Another commenter counters that the synthetic outputs do constitute new data that did not exist before and encourages closer examination of recent research suggesting value in this approach. A detailed thought experiment is presented: an Artificial Intelligence model is trained on a small but comprehensive corpus, such as all content in the library of congress, then used to author new works. A second model is trained on the original corpus plus these outputs, prompting the question of whether this loop truly addresses the scaling problem, even if more parameters and more GPU resources are added. The critic argues that the generated texts contain no new information content and therefore cannot support unbounded scaling of model capacity.

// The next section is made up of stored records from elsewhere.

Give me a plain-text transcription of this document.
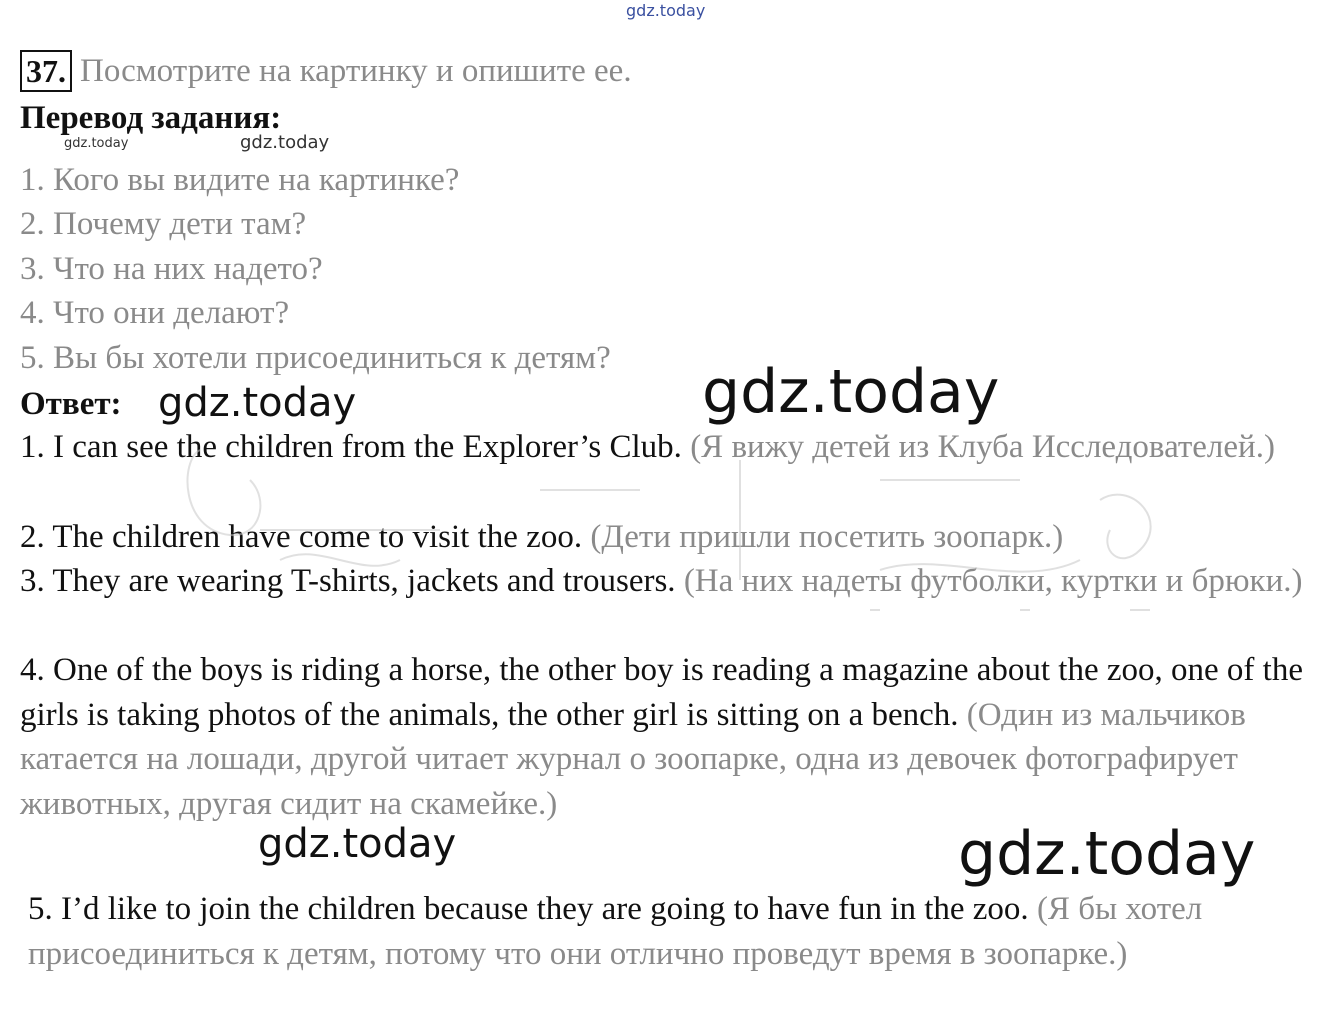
gdz.today
37. Посмотрите на картинку и опишите ее.
Перевод задания:
gdz.today	gdz.today
1. Кого вы видите на картинке?
2. Почему дети там?
3. Что на них надето?
4. Что они делают?
5. Вы бы хотели присоединиться к детям?
Ответ: gdz.today	gdz.today
1. I can see the children from the Explorer’s Club. (Я вижу детей из Клуба Исследователей.)
2. The children have come to visit the zoo. (Дети пришли посетить зоопарк.)
3. They are wearing T-shirts, jackets and trousers. (На них надеты футболки, куртки и брюки.)
4. One of the boys is riding a horse, the other boy is reading a magazine about the zoo, one of the girls is taking photos of the animals, the other girl is sitting on a bench. (Один из мальчиков катается на лошади, другой читает журнал о зоопарке, одна из девочек фотографирует животных, другая сидит на скамейке.)
gdz.today	gdz.today
5. I’d like to join the children because they are going to have fun in the zoo. (Я бы хотел присоединиться к детям, потому что они отлично проведут время в зоопарке.)
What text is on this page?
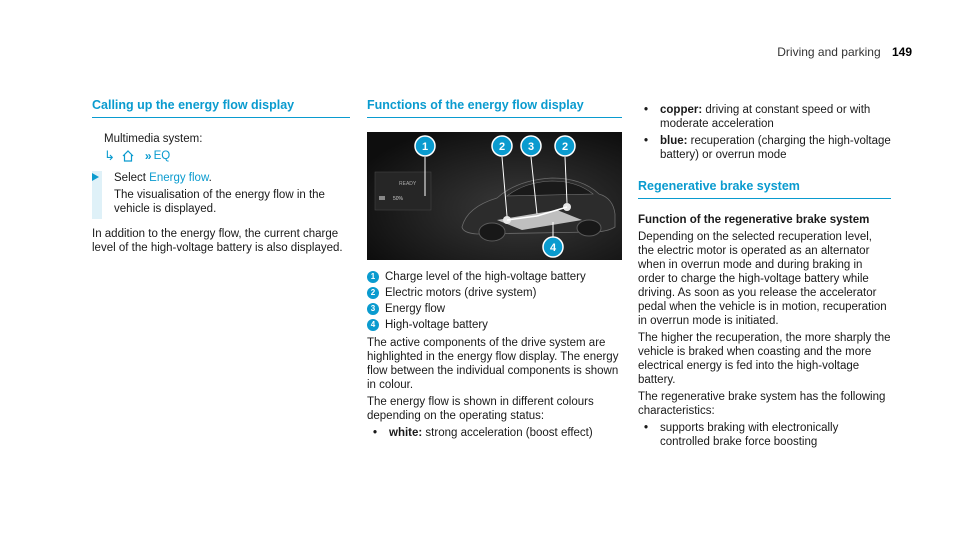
Driving and parking 149
Calling up the energy flow display

Multimedia system:

↳	» EQ

Select Energy flow.

The visualisation of the energy flow in the vehicle is displayed.

In addition to the energy flow, the current charge level of the high-voltage battery is also displayed.

Functions of the energy flow display
READY
50%
1	2 3	2
4
1 Charge level of the high-voltage battery
2 Electric motors (drive system)
3 Energy flow
4 High-voltage battery

The active components of the drive system are highlighted in the energy flow display. The energy flow between the individual components is shown in colour.

The energy flow is shown in different colours depending on the operating status:

•	white: strong acceleration (boost effect)
•	copper: driving at constant speed or with moderate acceleration
•	blue: recuperation (charging the high-voltage battery) or overrun mode
Regenerative brake system

Function of the regenerative brake system

Depending on the selected recuperation level, the electric motor is operated as an alternator when in overrun mode and during braking in order to charge the high-voltage battery while driving. As soon as you release the accelerator pedal when the vehicle is in motion, recuperation in overrun mode is initiated.

The higher the recuperation, the more sharply the vehicle is braked when coasting and the more electrical energy is fed into the high-voltage battery.

The regenerative brake system has the following characteristics:

•	supports braking with electronically controlled brake force boosting
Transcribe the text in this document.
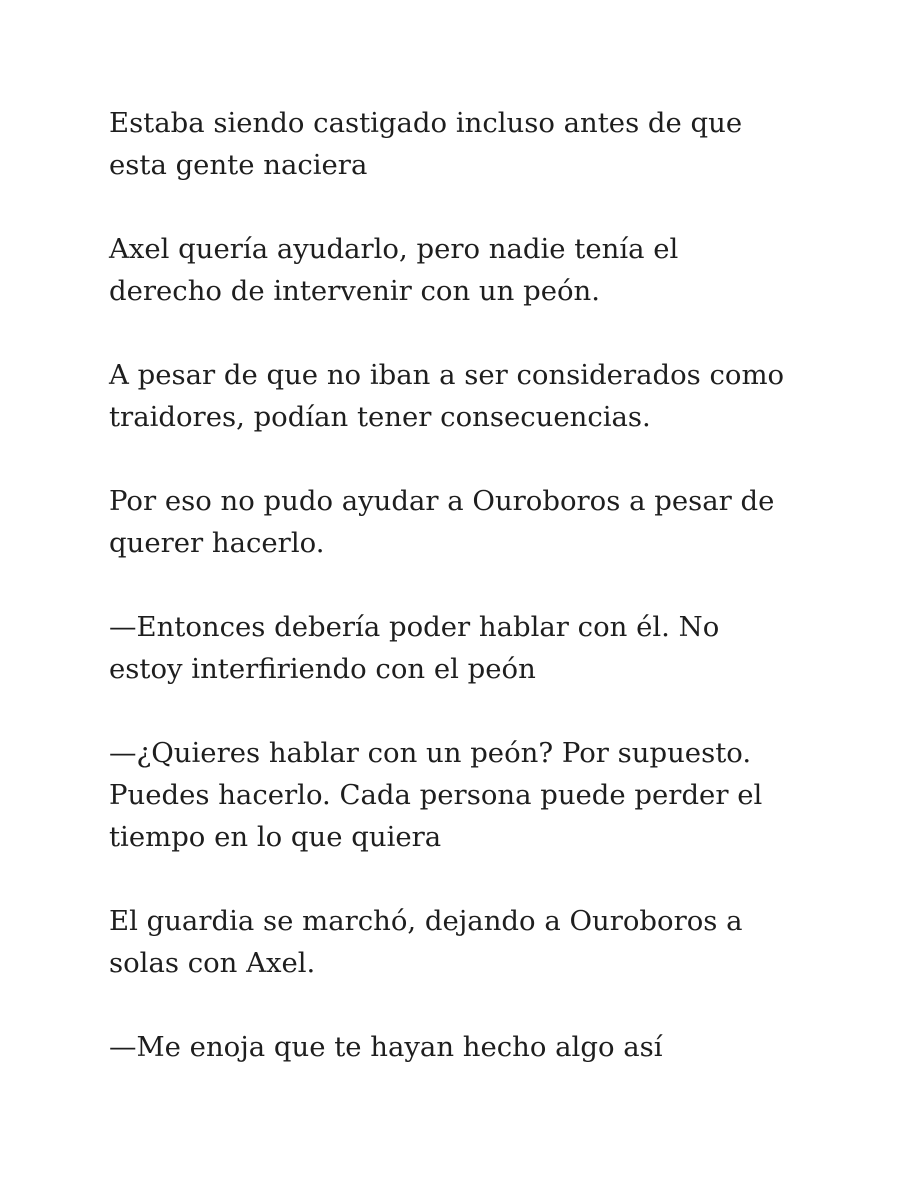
Estaba siendo castigado incluso antes de que
esta gente naciera

Axel quería ayudarlo, pero nadie tenía el
derecho de intervenir con un peón.

A pesar de que no iban a ser considerados como
traidores, podían tener consecuencias.

Por eso no pudo ayudar a Ouroboros a pesar de
querer hacerlo.

—Entonces debería poder hablar con él. No
estoy interfiriendo con el peón

—¿Quieres hablar con un peón? Por supuesto.
Puedes hacerlo. Cada persona puede perder el
tiempo en lo que quiera

El guardia se marchó, dejando a Ouroboros a
solas con Axel.

—Me enoja que te hayan hecho algo así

Supporters of synthetic training data shift the focus from information quantity to information structure, especially for logical reasoning. They argue that the core difficulty lies in models learning spurious correlations between context and next tokens during standard training, which undermines robust, general reasoning. Synthetic data can help because randomized and constructed examples reduce these spurious associations and pressure the model to internalize correct generic reasoning steps. Citing DeepSeek and its Qwen 8B model as evidence of the power of such techniques, a commenter still concedes that the total volume of useful synthetic data is inherently bounded by the underlying raw information, so it cannot fully resolve the scaling problem. Others note that any benefit from synthetic data depends on having scalable ways to verify the quality of generated outputs, which is itself challenging without introducing genuinely new external information sources.